20. In the present case there is no evidence that blood was flowing from the flesh which the Respondents were cutting into pieces. As said above there is no evidence on behalf of the prosecution with regard to the time of the actual slaughter of the cows. The evidence in the case is that the skins and horns of the two cows and 4 mounds of flesh in a gunny bag were lying aside. In these circumstances it cannot be presumed that the Respondents were the persons who had actually slaughtered the two cows. The learned Counsel for the State next urged that the statement of Abdul Shakoor, who was a co. accused could be read against the Respondents u/s 30 of the Indian Evidence Act. This Section lays down that when more persons than one are being tried jointly for the same offence, and a confession made by one of such persons affecting himself and some other of such persons is proved, the Court may take into consideration such confession as against such other person as well as against the persons who makes such confession.

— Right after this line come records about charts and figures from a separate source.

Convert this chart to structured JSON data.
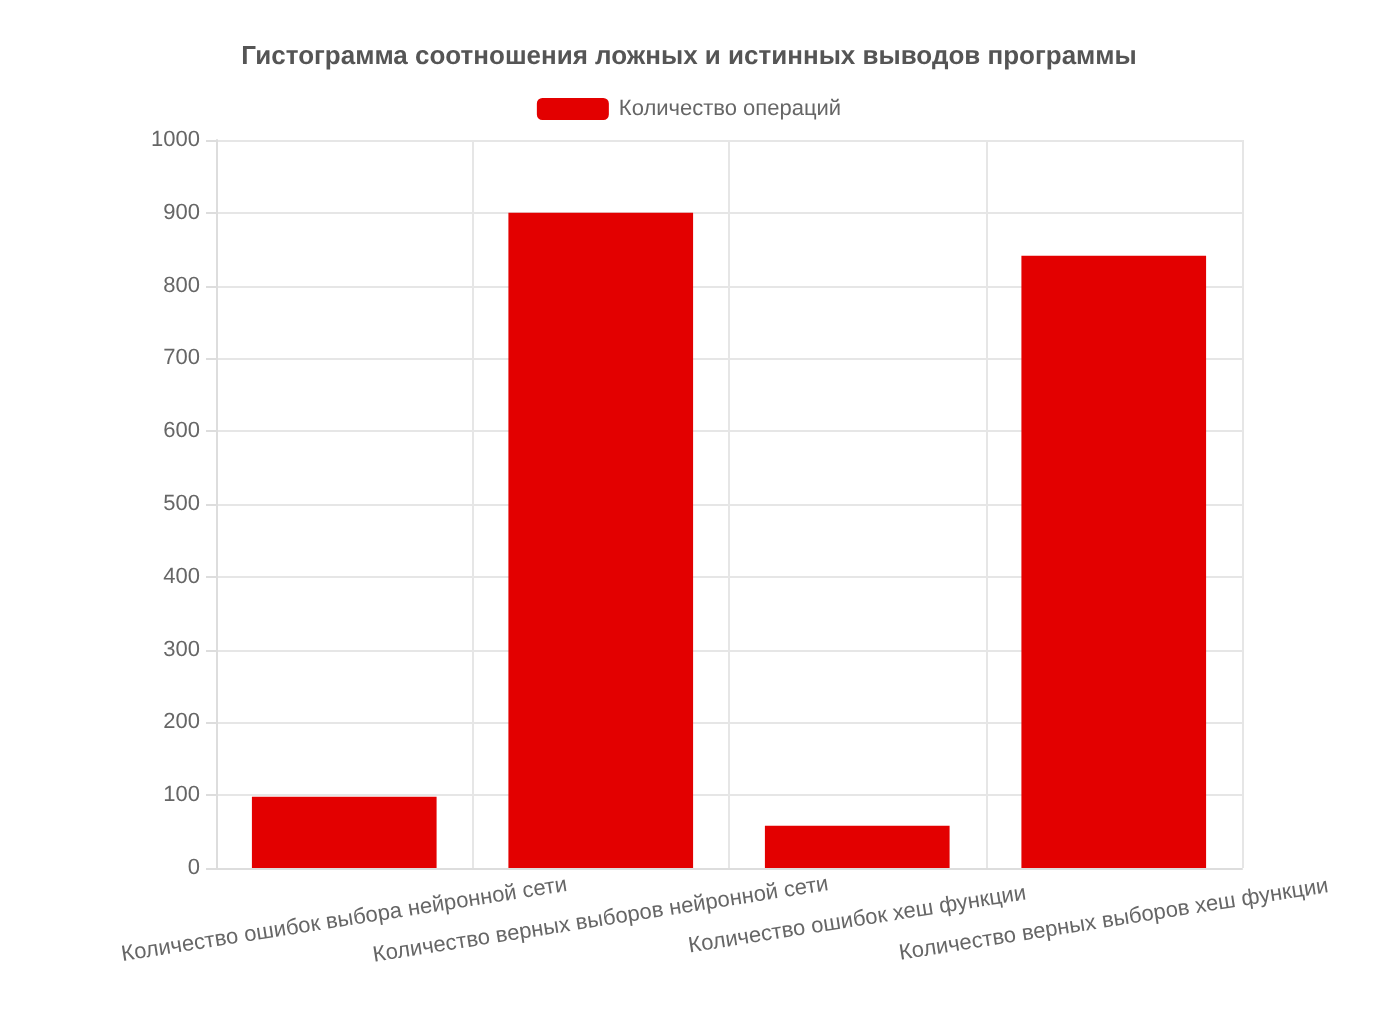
{
  "chart_data": {
    "type": "bar",
    "title": "Гистограмма соотношения ложных и истинных выводов программы",
    "categories": [
      "Количество ошибок выбора нейронной сети",
      "Количество верных выборов нейронной сети",
      "Количество ошибок хеш функции",
      "Количество верных выборов хеш функции"
    ],
    "series": [
      {
        "name": "Количество операций",
        "color": "#e30000",
        "values": [
          98,
          900,
          58,
          841
        ]
      }
    ],
    "ylim": [
      0,
      1000
    ],
    "yticks": [
      0,
      100,
      200,
      300,
      400,
      500,
      600,
      700,
      800,
      900,
      1000
    ],
    "grid": true,
    "legend": "top"
  }
}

21. In the present case Abdul Shakoor was tried along with the Respondents. But on 29-9-1973 he admitted his guilt and was immediately convicted. It means that the case against Abdul Shakoor ended on that day. The case against the Respondents ended in or about March 1974. The Respondents were examined u/s 342 Code of Criminal Procedure on 2-3-1974. If the prosecution wanted to take advantage of the statement of Abdul Shakoor the prosecution should have relied on it and the trial magistrate should have put the statement of Abdul Shakoor to the Respondents u/s 342 Code of Criminal Procedure. But the magistrate did not question the Respondents in respect of the confession made by Abdul Shakoor. Therefore, the Respondents have been prejudiced in the trial and as such the confession of Abdul Shakoor, in the circumstances of the case, cannot be read against the Respondents.

22. The result of the above discussion is that the order of acquittal cannot be reversed despite the fact that the magistrate did not assign any good reason for acquitting the Respondents.

23. Appeal is, therefore, dismissed.